La mainmise sur le monde musical

Nombreux étaient les ennemis des nazis sous le IIIe Reich. Les juifs, les bolchéviques, les ennemis politiques et les dissidents… Mais il y avait aussi les musiciens et la musique.

Du fait qu’un État totalitaire contrôle toutes les sphères de la société, naturellement, la musique n’y échappe pas. Le 22 septembre 1933, le ministère de la Propagande sous Goebbels crée la Reichkulturkammer, la chambre de culture du Reich en français. Cette chambre contrôlait l’intégralité des domaines propres à la culture : théâtre, littérature, presse, radio, arts plastiques, musique et cinéma.

Pour les nazis, la musique ne pouvait s’inspirer que d’un seul artiste : Richard Wagner. Auteur du célèbre air d’opéra La chevauchée des Walkyries, les Allemands considéraient sa musique comme épique, exaltante, voire héroïque. Que des notions que l’on souhaitait rattacher à l’Allemagne d’Hitler.
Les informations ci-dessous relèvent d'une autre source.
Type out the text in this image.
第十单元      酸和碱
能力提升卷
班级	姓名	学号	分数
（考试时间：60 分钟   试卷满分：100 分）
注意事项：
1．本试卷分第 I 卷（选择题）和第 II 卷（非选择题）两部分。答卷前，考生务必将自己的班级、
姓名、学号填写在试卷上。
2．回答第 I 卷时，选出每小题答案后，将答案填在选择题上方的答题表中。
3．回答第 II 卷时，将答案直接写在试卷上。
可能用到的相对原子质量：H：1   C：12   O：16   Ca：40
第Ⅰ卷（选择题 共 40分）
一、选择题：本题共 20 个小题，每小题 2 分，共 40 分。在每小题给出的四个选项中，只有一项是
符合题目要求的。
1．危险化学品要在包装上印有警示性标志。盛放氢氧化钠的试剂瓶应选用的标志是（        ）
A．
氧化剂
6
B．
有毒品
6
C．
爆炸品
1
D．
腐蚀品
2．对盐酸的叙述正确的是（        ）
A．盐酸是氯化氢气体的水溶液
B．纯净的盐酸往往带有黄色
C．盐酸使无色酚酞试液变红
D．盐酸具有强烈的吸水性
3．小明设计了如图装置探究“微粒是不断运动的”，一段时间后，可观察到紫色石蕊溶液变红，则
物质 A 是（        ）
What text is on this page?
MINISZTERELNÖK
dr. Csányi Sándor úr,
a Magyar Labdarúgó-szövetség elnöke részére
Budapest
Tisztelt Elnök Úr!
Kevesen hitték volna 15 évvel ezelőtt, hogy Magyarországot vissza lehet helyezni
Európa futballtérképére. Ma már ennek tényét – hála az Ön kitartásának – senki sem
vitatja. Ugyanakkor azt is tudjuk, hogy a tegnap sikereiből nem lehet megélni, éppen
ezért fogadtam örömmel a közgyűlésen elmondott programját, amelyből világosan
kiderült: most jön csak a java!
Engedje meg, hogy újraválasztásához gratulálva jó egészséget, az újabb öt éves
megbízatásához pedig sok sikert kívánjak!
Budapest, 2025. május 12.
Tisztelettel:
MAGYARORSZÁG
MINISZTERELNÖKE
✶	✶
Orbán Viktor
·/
Ainsi, les nationalistes ne souhaitaient plus qu’une chose : que la musique jouée au sein du pays allemand soit de la musique qui rappelle les sensations offertes par Wagner, sans pour autant que ce soit une musique de son répertoire.

La chevauchée des Walkyries, Wagner (1870)
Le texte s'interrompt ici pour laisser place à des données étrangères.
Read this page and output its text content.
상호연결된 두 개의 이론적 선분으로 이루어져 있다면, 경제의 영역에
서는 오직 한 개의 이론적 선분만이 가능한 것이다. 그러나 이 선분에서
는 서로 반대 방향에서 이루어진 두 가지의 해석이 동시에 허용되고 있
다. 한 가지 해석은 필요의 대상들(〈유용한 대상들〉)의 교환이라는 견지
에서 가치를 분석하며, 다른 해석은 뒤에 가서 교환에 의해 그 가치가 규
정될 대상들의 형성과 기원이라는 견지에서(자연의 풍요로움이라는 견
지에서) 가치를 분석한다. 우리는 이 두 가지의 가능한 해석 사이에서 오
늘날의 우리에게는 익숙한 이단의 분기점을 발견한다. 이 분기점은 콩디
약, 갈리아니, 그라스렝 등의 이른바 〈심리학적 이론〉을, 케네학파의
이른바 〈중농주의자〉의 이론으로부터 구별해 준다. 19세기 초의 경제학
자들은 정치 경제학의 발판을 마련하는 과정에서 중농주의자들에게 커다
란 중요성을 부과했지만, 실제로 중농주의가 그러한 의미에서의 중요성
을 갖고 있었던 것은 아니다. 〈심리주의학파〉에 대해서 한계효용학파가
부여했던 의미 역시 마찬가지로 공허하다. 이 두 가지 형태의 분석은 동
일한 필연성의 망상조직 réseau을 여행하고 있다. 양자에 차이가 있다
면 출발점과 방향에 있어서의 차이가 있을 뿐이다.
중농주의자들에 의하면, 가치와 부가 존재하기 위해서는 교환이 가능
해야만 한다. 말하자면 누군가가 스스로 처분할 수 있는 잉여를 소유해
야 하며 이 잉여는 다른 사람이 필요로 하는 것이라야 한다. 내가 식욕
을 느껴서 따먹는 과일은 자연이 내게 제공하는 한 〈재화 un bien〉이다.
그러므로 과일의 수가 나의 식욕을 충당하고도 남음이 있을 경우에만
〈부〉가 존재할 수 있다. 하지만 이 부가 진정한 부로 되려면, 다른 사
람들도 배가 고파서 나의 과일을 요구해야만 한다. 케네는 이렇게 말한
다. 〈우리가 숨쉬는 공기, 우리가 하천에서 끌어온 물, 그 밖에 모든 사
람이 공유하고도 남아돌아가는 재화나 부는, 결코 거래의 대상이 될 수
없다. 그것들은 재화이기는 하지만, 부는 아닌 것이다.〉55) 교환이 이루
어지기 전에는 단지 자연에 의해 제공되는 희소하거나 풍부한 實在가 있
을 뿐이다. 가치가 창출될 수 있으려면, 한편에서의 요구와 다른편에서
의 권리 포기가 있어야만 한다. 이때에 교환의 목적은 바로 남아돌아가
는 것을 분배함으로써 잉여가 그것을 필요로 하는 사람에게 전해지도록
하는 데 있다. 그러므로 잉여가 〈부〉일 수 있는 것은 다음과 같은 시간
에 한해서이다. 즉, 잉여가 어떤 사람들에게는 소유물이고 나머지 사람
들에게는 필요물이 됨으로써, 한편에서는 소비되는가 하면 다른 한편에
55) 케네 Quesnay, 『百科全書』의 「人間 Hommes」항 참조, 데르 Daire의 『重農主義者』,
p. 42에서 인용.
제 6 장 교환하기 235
La musique représentait donc un véritable élément identitaire, un facteur important pour montrer la grandeur allemande. La seule musique qui avait le mérite d’exister, selon les Allemands, était bien la musique semblable à celle de Wagner. C’est ce qu’on pouvait lire sur certaines affiches : Deutschland das Land der Musik ou « L’Allemagne, le pays de la musique » en français.

La Sonderstab Musik à la baguette

En pleine période de guerre, les Allemands prenaient tout ce qui pouvait valoir cher. Naturellement, on retient le plus souvent les œuvres d’art et on oublie que le monde de la musique a lui aussi énormément souffert de pillages.
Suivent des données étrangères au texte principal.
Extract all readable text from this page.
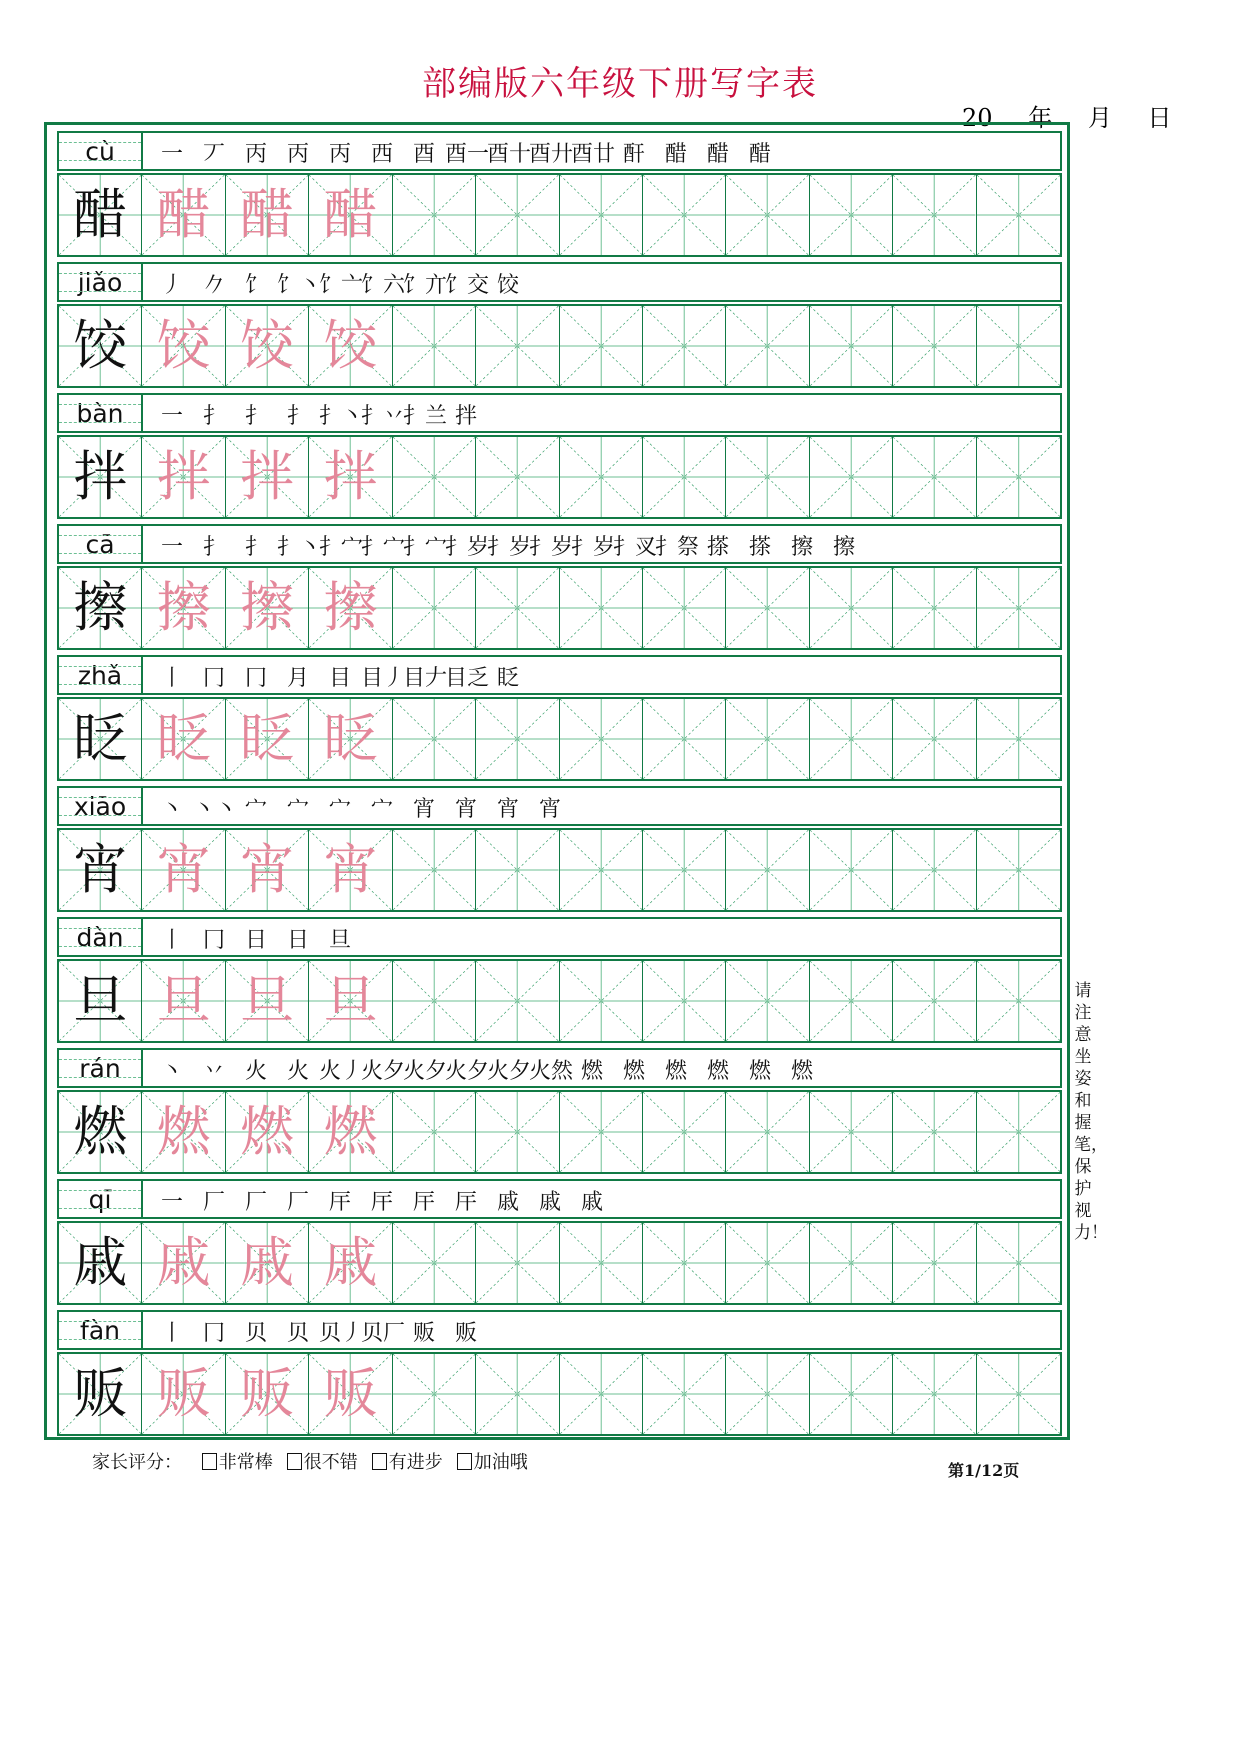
部编版六年级下册写字表
20 年 月 日
cù	一 丆 丙 丙 丙 西 酉 酉一酉十酉廾酉廿 酐 醋 醋 醋
醋 醋 醋 醋
jiǎo	丿 𠂊 饣 饣丶饣亠饣六饣亣饣交 饺
饺 饺 饺 饺
bàn	一 扌 扌 扌 扌丶扌丷扌兰 拌
拌 拌 拌 拌
cā	一 扌 扌 扌丶扌宀扌宀扌宀扌岁扌岁扌岁扌岁扌㕚扌祭 搽 搽 擦 擦
擦 擦 擦 擦
zhǎ	丨 冂 冂 月 目 目丿目𠂇目乏 眨
眨 眨 眨 眨
xiāo	丶 丶丶 宀 宀 宀 宀 宵 宵 宵 宵
宵 宵 宵 宵
dàn	丨 冂 日 日 旦
旦 旦 旦 旦
rán	丶 丷 火 火 火丿火夕火夕火夕火夕火然 燃 燃 燃 燃 燃 燃
燃 燃 燃 燃
qī	一 厂 厂 厂 厈 厈 厈 厈 戚 戚 戚
戚 戚 戚 戚
fàn	丨 冂 贝 贝 贝丿贝厂 贩 贩
贩 贩 贩 贩
请注意坐姿和握笔，保护视力！
家长评分： 非常棒 很不错 有进步 加油哦	第1/12页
Alfred Rosenberg, alors ministre des Territoires occupés de l’Est, sur ordre d’Hitler, décide de fonder l’Einsatzstab Reichsleiter Rosenberg. À l’origine, il ne s’agissait que d’une section du bureau de politique étrangère de la NSDAP. Mais, en 1940, elle fut chargée de confisquer les biens suivants, sur les territoires occupés :

  • les bibliothèques d’État et les archives des manuscrits précieux pour l’Allemagne ;
  • les greffes des autorités ecclésiastiques et des loges maçonniques ;
  • tous les autres biens culturels de valeur appartenant à des juifs.

La section qui se chargea de confisquer et d’exporter les partitions, les archives et les instruments de musique fut appelée la Sonderstab Musik. Cette section était majoritairement composée d’éminents musicologues allemands.

Une fois volés, les instruments de musique et autres pièces étaient alors stockés, et parfois même revendus.

© Bundesarchiv B323/11, Coblence

Nombreuses sont les victimes, dans de nombreux pays, y compris la France. Parmi elles, sûrement la plus connue : Wanda Landowska. Claveciniste et collectionneuse d’origine polonaise, l’intégralité de sa collection fut embarquée par les nazis une fois que Wanda a franchi la frontière entre la zone occupée et la zone libre.

Des familles encore à la recherche de leurs biens

Une fois la guerre terminée, les propriétaires encore vivants des instruments de musique ont cherché tant bien que mal à retrouver leurs biens perdus.

Malheureusement, la tâche fut longue et très souvent infructueuse. Très peu de propriétaires se souvenaient du numéro de série sur leurs instruments. De plus, les nombreux instruments et autres pièces avaient sûrement été revendus depuis de nombreuses années. Tous ces éléments rendaient alors les retrouvailles quasi impossibles.

Aujourd’hui encore, les descendants de ceux qui ont été pillés cherchent les instruments de musique. Christine Laloue, conservatrice du patrimoine au musée de la Musique et spécialiste de l’histoire du clavecin, a raconté l’ampleur de l’affaire au journal Le Monde :

« Cette problématique est d’une importance capitale. Elle est désormais liée à l’Holocauste, à un génocide, à un sacrifice, dont l’aspect mémoriel est prépondérant. »

L’histoire du « Commando Musik » a par ailleurs inspiré Willem de Vries, un auteur néerlandais. Ce dernier a écrit le livre Les confiscations menées dans le monde musical en Europe de l’Ouest par les nazis, paru en 2019 en France.